Ele marchou para fora da jaula e olhou ao seu redor. Existiam várias outras celas onde grupos de prisioneiros eram mantidos, aguardando o momento de serem servos e começarem a trabalhar sem parar. Jorge colocou o tacape no ombro e balançou o cabelo castanho a cada passo, tentando decidir o que faria primeiro. Fiquei em dúvida se a decisão seria entre destruir todas as celas ou me matar. Afinal de contas, tudo começou por minha causa.

Com um passo, vi que ele pretendia abrir as celas das outras pessoas. Os prisioneiros deram uivos de alegria e pareceram animados com a ideia, mas logo percebi a real intenção de Jorge.

– Você não pode criar um motim agora! – Avisei, ficando entre ele e a cela. - Esses prisioneiros estão desarmados e há guardas lá fora com espadas, arcos-e-flechas e o arsenal inteiro de Jogos Vorazes. Se os prisioneiros ficarem na cela, eles não sofrerão. Mas se eles saírem, cara... Vai ser muito ruim.

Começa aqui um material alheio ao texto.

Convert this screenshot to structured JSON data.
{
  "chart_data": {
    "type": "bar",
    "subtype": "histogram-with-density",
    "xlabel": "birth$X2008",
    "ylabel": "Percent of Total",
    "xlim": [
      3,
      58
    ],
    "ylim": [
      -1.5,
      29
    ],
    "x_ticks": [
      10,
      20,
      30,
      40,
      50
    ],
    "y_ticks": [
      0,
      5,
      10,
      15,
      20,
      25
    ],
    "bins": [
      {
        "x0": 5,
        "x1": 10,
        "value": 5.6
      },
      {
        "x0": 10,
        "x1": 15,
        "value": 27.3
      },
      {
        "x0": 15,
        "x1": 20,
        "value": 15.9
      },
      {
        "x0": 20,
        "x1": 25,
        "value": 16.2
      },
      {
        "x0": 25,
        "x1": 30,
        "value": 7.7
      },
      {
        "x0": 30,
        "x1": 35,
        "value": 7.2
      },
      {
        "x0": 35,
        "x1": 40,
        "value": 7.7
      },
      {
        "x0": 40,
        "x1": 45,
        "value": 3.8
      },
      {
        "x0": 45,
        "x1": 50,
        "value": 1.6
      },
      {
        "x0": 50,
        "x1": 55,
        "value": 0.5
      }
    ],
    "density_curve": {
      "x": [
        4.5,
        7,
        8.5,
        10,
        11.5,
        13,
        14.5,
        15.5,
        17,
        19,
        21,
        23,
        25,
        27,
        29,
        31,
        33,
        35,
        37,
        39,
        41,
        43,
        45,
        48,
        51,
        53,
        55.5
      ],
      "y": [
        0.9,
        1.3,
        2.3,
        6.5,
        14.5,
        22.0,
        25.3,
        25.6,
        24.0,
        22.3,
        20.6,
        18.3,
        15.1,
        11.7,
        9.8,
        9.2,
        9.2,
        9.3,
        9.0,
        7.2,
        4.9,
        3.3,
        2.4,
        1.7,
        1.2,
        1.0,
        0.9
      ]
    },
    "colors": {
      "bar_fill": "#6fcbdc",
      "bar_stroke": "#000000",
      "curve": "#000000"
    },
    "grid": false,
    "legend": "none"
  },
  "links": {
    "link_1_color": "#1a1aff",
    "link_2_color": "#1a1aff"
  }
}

– A gente tem que fazer alguma coisa! Você acha certo deixá-los aqui para sofrerem na mão daquela doida?

– Não. – Samyra falou. Ela estava em pé, apoiada na grade, e olhou firme para nós. – Marcelo tem razão, os prisioneiros ficarão seguros onde estão. Entreguem-me a coroa real e eu colocarei todo o Reino de Crisélia nos eixos. Os escravos voltarão a ser livre! Não se preocupe com isso.

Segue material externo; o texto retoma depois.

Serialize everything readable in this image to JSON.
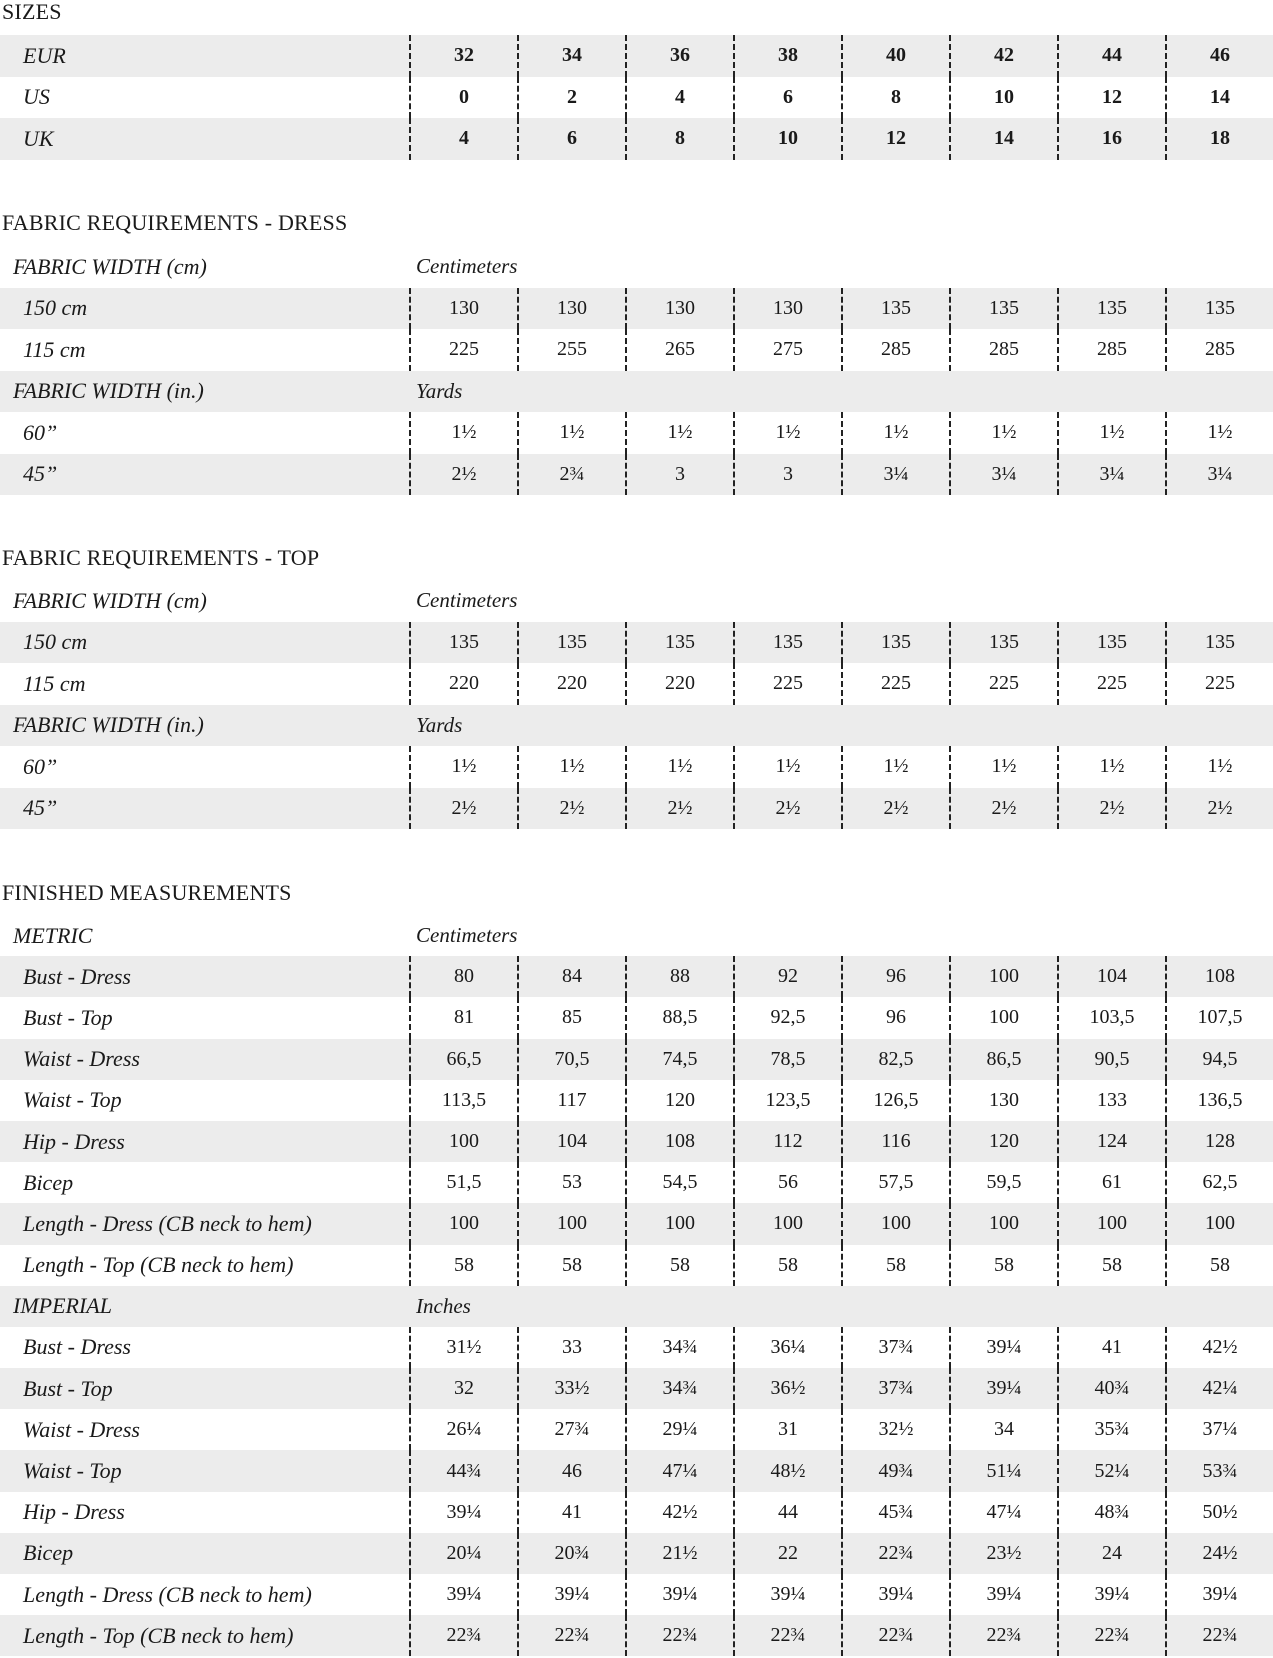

O clima não estava muito bom. Jorge passou um tempo pensativo. Dava para ver o quanto ele queria quebrar todos os cadeados com o seu tacape e libertar os escravos, mas nossos argumentos eram bons. Ele precisava agir com a razão caso quisesse sair de lá vivo. Jorge desistiu de sua revolta e voltou para a cela de Zeca; colocou o rapaz no ombro e o carregou até a porta de entrada. Natália estava com as mãos espalmadas para frente, soando frio.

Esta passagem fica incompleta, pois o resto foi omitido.